В этом изнуряющем однообразном движении ему казалось, что этот день был предначертан в череде предшествующих дней и лет, таился среди них, был запланирован: и это обморочное колыхание в пятнистом «лендровере», чернолицые солдаты, страдающие от жажды и тряски. Его появление здесь, в этой африканской саванне, определялось давнишней, действовавшей в одном направлении силой, толкавшей его своим острием. Эта сила начиналась не в нем, Боброве, исходила не из души, не из сердца, а откуда*то сзади, из-за спины, где клубилась горячая пыль. Была проявлением сторонней, ненавязчивой, непрерывно действовавшей воли. И он, измученный, парализованный, отданный во власть этой воли, двигался по невидимой, прочерченной по саванне силовой линии.

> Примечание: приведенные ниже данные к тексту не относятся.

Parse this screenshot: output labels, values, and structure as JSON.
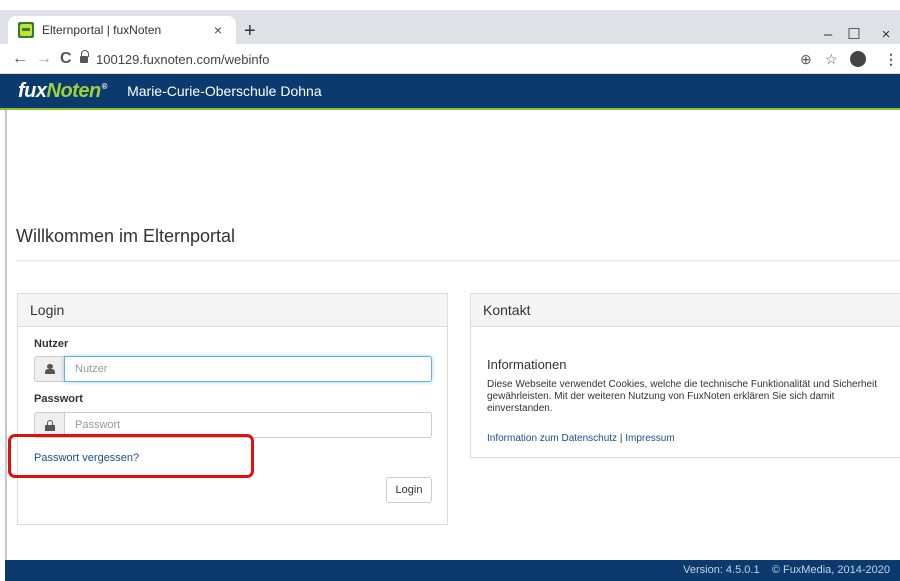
{
  "browser": {
    "tab_title": "Elternportal | fuxNoten",
    "tab_close": "×",
    "new_tab": "+",
    "url": "100129.fuxnoten.com/webinfo",
    "minimize": "–",
    "maximize": "☐",
    "close": "×",
    "back": "←",
    "forward": "→",
    "reload": "C",
    "zoom_icon": "⊕",
    "star_icon": "☆",
    "menu_icon": "⋮"
  },
  "header": {
    "logo_fux": "fux",
    "logo_noten": "Noten",
    "logo_reg": "®",
    "school_name": "Marie-Curie-Oberschule Dohna"
  },
  "page": {
    "title": "Willkommen im Elternportal"
  },
  "login": {
    "heading": "Login",
    "user_label": "Nutzer",
    "user_placeholder": "Nutzer",
    "password_label": "Passwort",
    "password_placeholder": "Passwort",
    "forgot_link": "Passwort vergessen?",
    "button": "Login"
  },
  "contact": {
    "heading": "Kontakt",
    "info_title": "Informationen",
    "info_text": "Diese Webseite verwendet Cookies, welche die technische Funktionalität und Sicherheit gewährleisten. Mit der weiteren Nutzung von FuxNoten erklären Sie sich damit einverstanden.",
    "privacy_link": "Information zum Datenschutz",
    "separator": " | ",
    "imprint_link": "Impressum"
  },
  "footer": {
    "version": "Version: 4.5.0.1",
    "copyright": "© FuxMedia, 2014-2020"
  },
  "colors": {
    "brand_blue": "#0b3a6e",
    "brand_green": "#9fd13a",
    "highlight_red": "#e01010"
  }
}
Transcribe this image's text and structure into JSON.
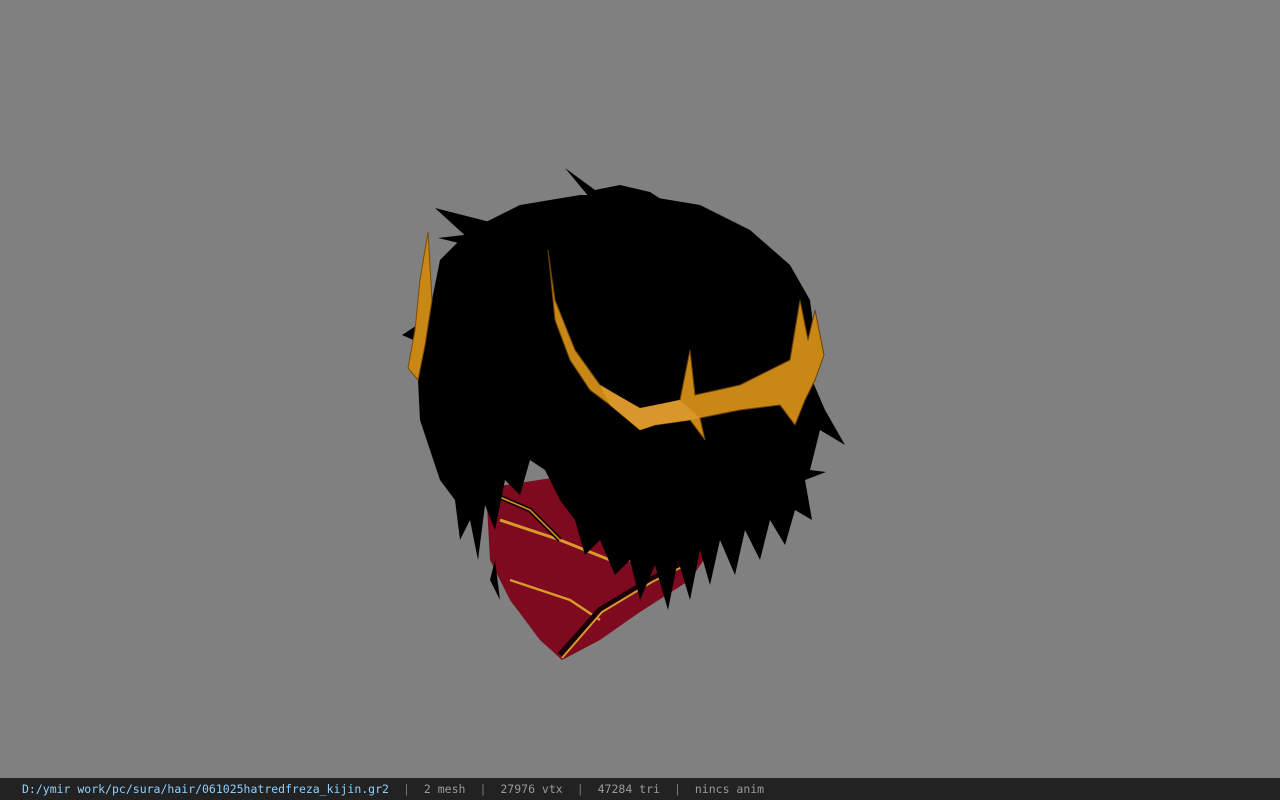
{
  "viewport": {
    "background_color": "#808080",
    "model_description_colors": {
      "hair": "#000000",
      "gold_trim": "#d08a1c",
      "mask": "#8a0a22"
    }
  },
  "status_bar": {
    "path": "D:/ymir work/pc/sura/hair/061025hatredfreza_kijin.gr2",
    "mesh": "2 mesh",
    "vertices": "27976 vtx",
    "triangles": "47284 tri",
    "anim": "nincs anim",
    "separator": "|"
  }
}
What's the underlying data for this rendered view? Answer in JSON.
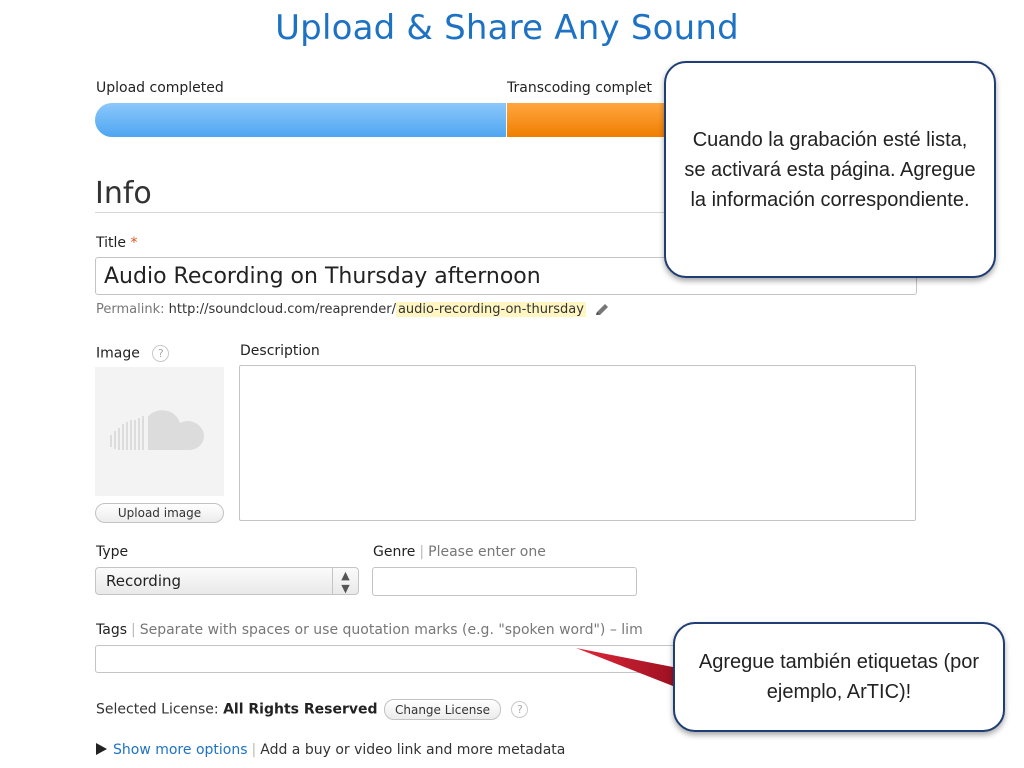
{
  "header": {
    "title": "Upload & Share Any Sound"
  },
  "progress": {
    "upload_label": "Upload completed",
    "transcode_label": "Transcoding complet",
    "upload_color": "#4ea6f1",
    "transcode_color": "#f07e00"
  },
  "info": {
    "heading": "Info",
    "title_label": "Title",
    "required_mark": "*",
    "title_value": "Audio Recording on Thursday afternoon",
    "permalink_label": "Permalink:",
    "permalink_base": "http://soundcloud.com/reaprender/",
    "permalink_slug": "audio-recording-on-thursday",
    "image_label": "Image",
    "help_glyph": "?",
    "description_label": "Description",
    "upload_image_button": "Upload image"
  },
  "type": {
    "label": "Type",
    "selected": "Recording",
    "arrows": "▲▼"
  },
  "genre": {
    "label": "Genre",
    "hint": "Please enter one"
  },
  "tags": {
    "label": "Tags",
    "hint": "Separate with spaces or use quotation marks (e.g. \"spoken word\") – lim"
  },
  "license": {
    "label": "Selected License:",
    "value": "All Rights Reserved",
    "change_button": "Change License"
  },
  "more_options": {
    "link": "Show more options",
    "hint": "Add a buy or video link and more metadata"
  },
  "callouts": {
    "first": "Cuando la grabación esté lista, se activará esta página.  Agregue la información correspondiente.",
    "second": "Agregue también etiquetas (por ejemplo, ArTIC)!"
  }
}
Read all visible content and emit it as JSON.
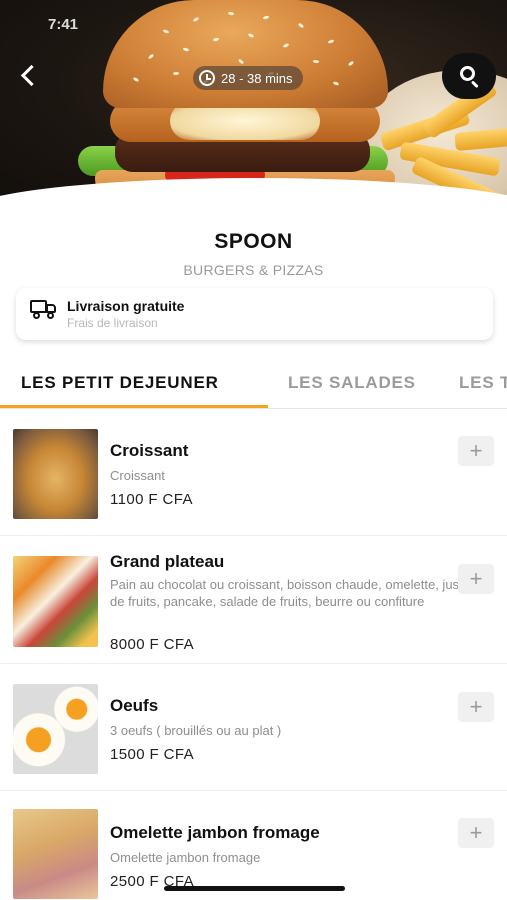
{
  "status_bar": {
    "time": "7:41"
  },
  "hero": {
    "eta": "28 - 38 mins"
  },
  "restaurant": {
    "name": "SPOON",
    "category": "BURGERS & PIZZAS"
  },
  "delivery": {
    "title": "Livraison gratuite",
    "subtitle": "Frais de livraison"
  },
  "tabs": [
    {
      "label": "LES PETIT DEJEUNER",
      "active": true
    },
    {
      "label": "LES SALADES",
      "active": false
    },
    {
      "label": "LES T",
      "active": false
    }
  ],
  "accent_color": "#f4a51c",
  "menu_items": [
    {
      "name": "Croissant",
      "description": "Croissant",
      "price": "1100 F CFA",
      "add_label": "+"
    },
    {
      "name": "Grand plateau",
      "description": "Pain au chocolat ou croissant, boisson chaude, omelette, jus de fruits, pancake, salade de fruits, beurre ou confiture",
      "price": "8000 F CFA",
      "add_label": "+"
    },
    {
      "name": "Oeufs",
      "description": "3 oeufs ( brouillés ou au plat )",
      "price": "1500 F CFA",
      "add_label": "+"
    },
    {
      "name": "Omelette jambon fromage",
      "description": "Omelette jambon fromage",
      "price": "2500 F CFA",
      "add_label": "+"
    }
  ]
}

Старался думать о том человеке, кого выбрал в герои. Хотел представить его облик, лицо, его привычки, пристрастья, его прошлое, любимых и близких. И все, что он знал о нем, было знаньем о себе самом. И все, что не знал, незнаньем себя самого. Ему добровольно отдавал он свой облик, свои черты и приметы. Наделял его своим прошлым. Вверял свою жену и детей. Награждал друзьями. Он, Бобров, перестал быть собой, перешел во власть другой судьбы и характера, им же самим сотворенных. Проживал свою жизнь, как чужую. И в этой потере себя, в обретении себя в другом таилась неясная, но грозная, неизбежная истина. Роль диктовала поступки. Вымысел творил бытие. И все, двоясь и меняясь, двигалось, послушное уже не его, режиссера, воле.
Он пытался схватить глоток свежести, вырваться из бензиновых испарений.
— Соломау, — спросил слабо, — что нами движет? Что движет тобой, Соломау?
Тот повернул к нему близкие воспаленные, в красных прожилках белки. Мгновение молчал, пытаясь понять вопрос, понять состояние Боброва. Всплывал из Своего сонливого, терпеливого ожидания. Понял вопрос. Ответил:
— Мною движет ненависть. Ненависть к тем, с кем я сражаюсь всю жизнь. Кто убил многих моих друзей и хочет убить меня. Кто хочет убить Мозамбик. Ненависть — та реактивная турбина, которая мне сообщает движение.
— Ненависть? — Бобров утомленным сознанием пытался вызвать в себе подобие этого чувства. Вернуть себе энергию жизни любой ценой, пусть даже энергией ненависти. Не мог, не умел это сделать.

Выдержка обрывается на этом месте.